Windenergie gegen Nordseevergiftung

■ Bohrinsel „Brent Spar“ bleibt besetzt

Berlin (taz) – Seit gestern dreht sich ein Windrad auf der Ölplattform „Brent Spar“ in der Nordsee. Es versorgt Aktivisten von Greenpeace mit dem Strom, der nicht zuletzt für das Funken der neusten Lageberichte gebraucht wird. Die Greenpeacler halten die Bohrplattform seit dem 30. April besetzt. Sie gehört dem Shell-Konzern. Öl fördert sie keines mehr. Nach internen Papieren der britischen Regierung soll sie vielmehr zum Modellfall industriefreundlicher Umweltpolitik werden. Shell will die „Brent Spar“ schlicht versenken. Greenpeace dagegen verlangt eine „umweltgerechte Entsorgung“. Die Plattform enthält nach Schätzungen der Umweltorganisation über 100 Tonnen giftige Chemikalien, radioaktive Abfälle und Ölschlamm. Giftmüllexperte Jan Rispens auf der „Brent Spar“: „Die Shell-Plattform soll den Präzedenzfall für die Versenkung weit größerer Giftmüllmengen in der Nordsee schaffen. Insgesamt haben wir es allein auf den 60 britischen Bohrinseln in der Nordsee mit etwa 700 Tonnen Blei, 4.300 Tonnen Zink, 8 Tonnen PCB-verseuchten Flüssigkeiten, 160 Tonnen giftiger Gase, 13.000 Tonnen Altöl sowie 1.200 Tonnen radioaktiver Abfälle zu tun.“

Sämtliche Verhandlungen um den Schutz der Nordsee würden damit zur „Farce“, warnt Rispens. Das absichtliche Verschmutzen von Meeren verstoße außerdem gegen internationale Abkommen wie Osparcom (Oslo-Paris-Commission gegen Verschmutzung des Nordostatlantiks), die London- Dumping-Covention und die Nordseeschutzkonferenz.

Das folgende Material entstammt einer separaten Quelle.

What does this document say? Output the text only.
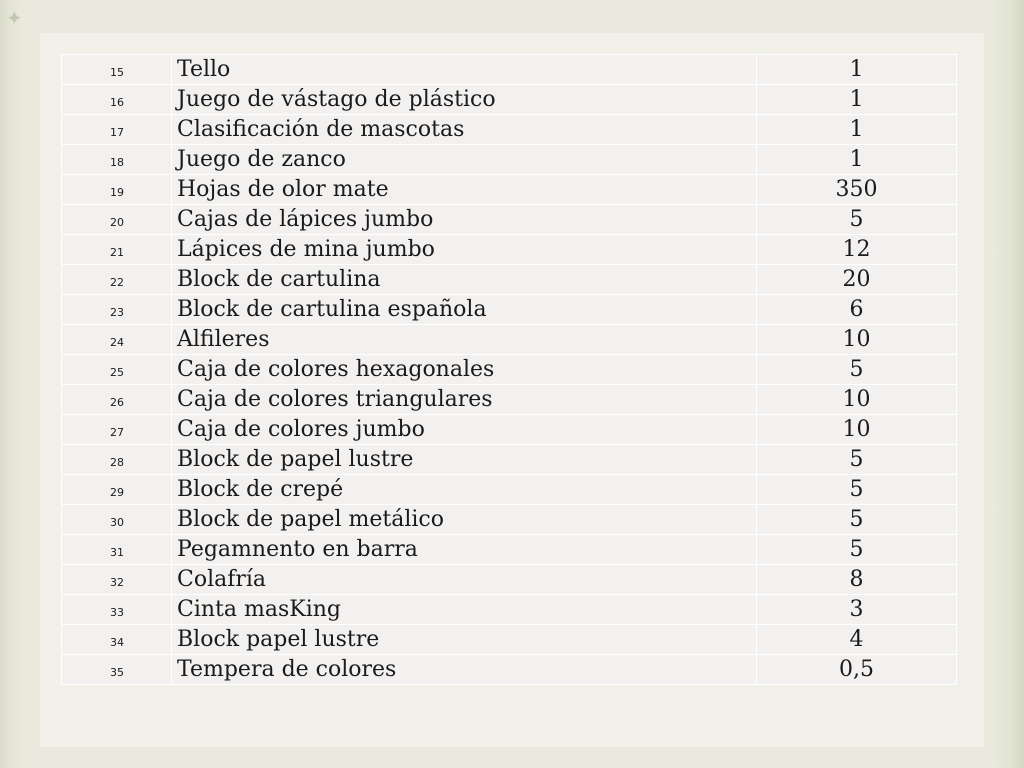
✦
15	Tello	1
16	Juego de vástago de plástico	1
17	Clasificación de mascotas	1
18	Juego de zanco	1
19	Hojas de olor mate	350
20	Cajas de lápices jumbo	5
21	Lápices de mina jumbo	12
22	Block de cartulina	20
23	Block de cartulina española	6
24	Alfileres	10
25	Caja de colores hexagonales	5
26	Caja de colores triangulares	10
27	Caja de colores jumbo	10
28	Block de papel lustre	5
29	Block de crepé	5
30	Block de papel metálico	5
31	Pegamnento en barra	5
32	Colafría	8
33	Cinta masKing	3
34	Block papel lustre	4
35	Tempera de colores	0,5
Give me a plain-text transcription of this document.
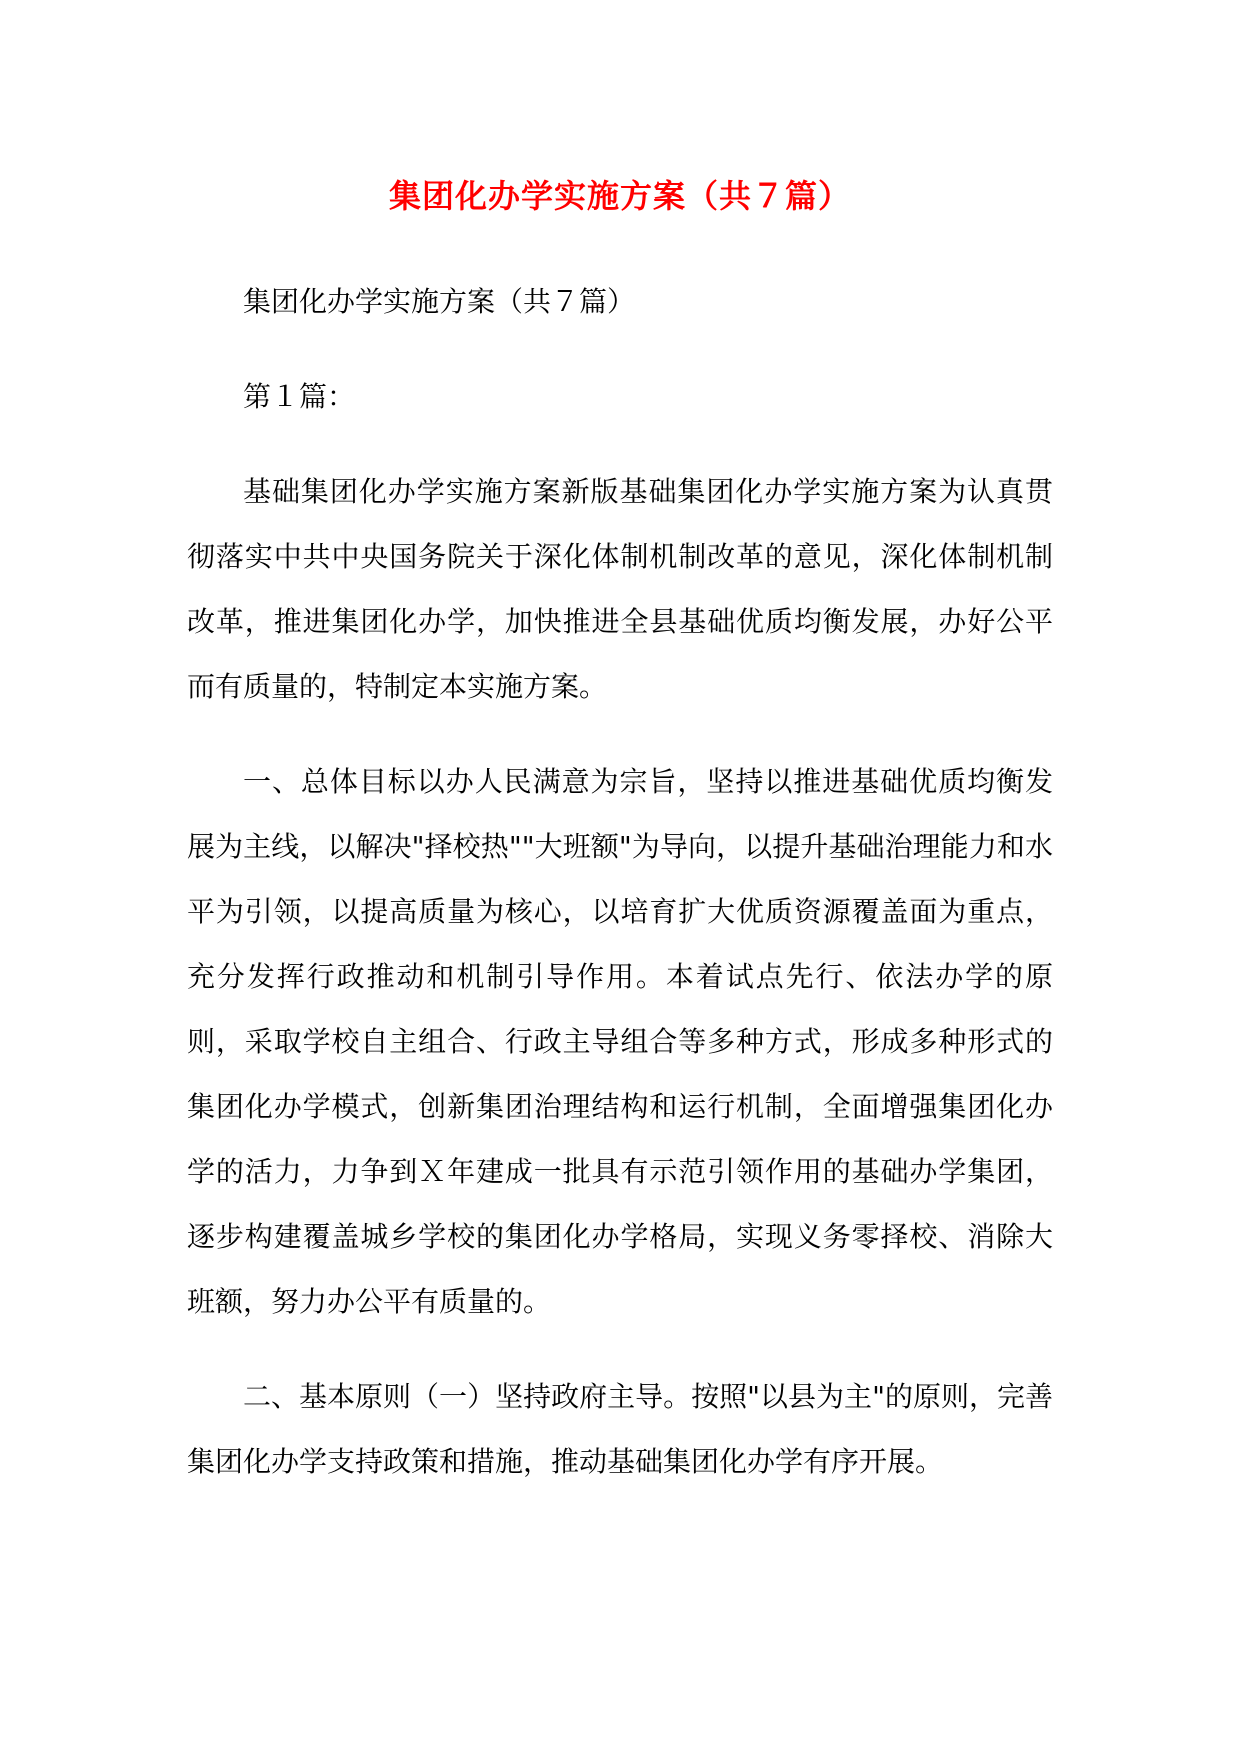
集团化办学实施方案（共７篇）

集团化办学实施方案（共７篇）

第１篇：

基础集团化办学实施方案新版基础集团化办学实施方案为认真贯彻落实中共中央国务院关于深化体制机制改革的意见，深化体制机制改革，推进集团化办学，加快推进全县基础优质均衡发展，办好公平而有质量的，特制定本实施方案。

一、总体目标以办人民满意为宗旨，坚持以推进基础优质均衡发展为主线，以解决"择校热""大班额"为导向，以提升基础治理能力和水平为引领，以提高质量为核心，以培育扩大优质资源覆盖面为重点，充分发挥行政推动和机制引导作用。本着试点先行、依法办学的原则，采取学校自主组合、行政主导组合等多种方式，形成多种形式的集团化办学模式，创新集团治理结构和运行机制，全面增强集团化办学的活力，力争到Ｘ年建成一批具有示范引领作用的基础办学集团，逐步构建覆盖城乡学校的集团化办学格局，实现义务零择校、消除大班额，努力办公平有质量的。

二、基本原则（一）坚持政府主导。按照"以县为主"的原则，完善集团化办学支持政策和措施，推动基础集团化办学有序开展。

Nach den Plänen der Briten soll der obere Teil der Plattform abgesprengt werden. Greenpeace weist darauf hin, daß dieses „Toppling“ genannte Verfahren Fischereischiffe gefährdet, die sich mit ihren Netzen in den Wracks verfangen können. Greenpeace hat die Bundesregierung aufgefordert, im Vorfeld der Anfang Juni stattfindenden Nordseeschutzkonferenz gegen die Versenkung der „Brent Spar“ zu protestieren.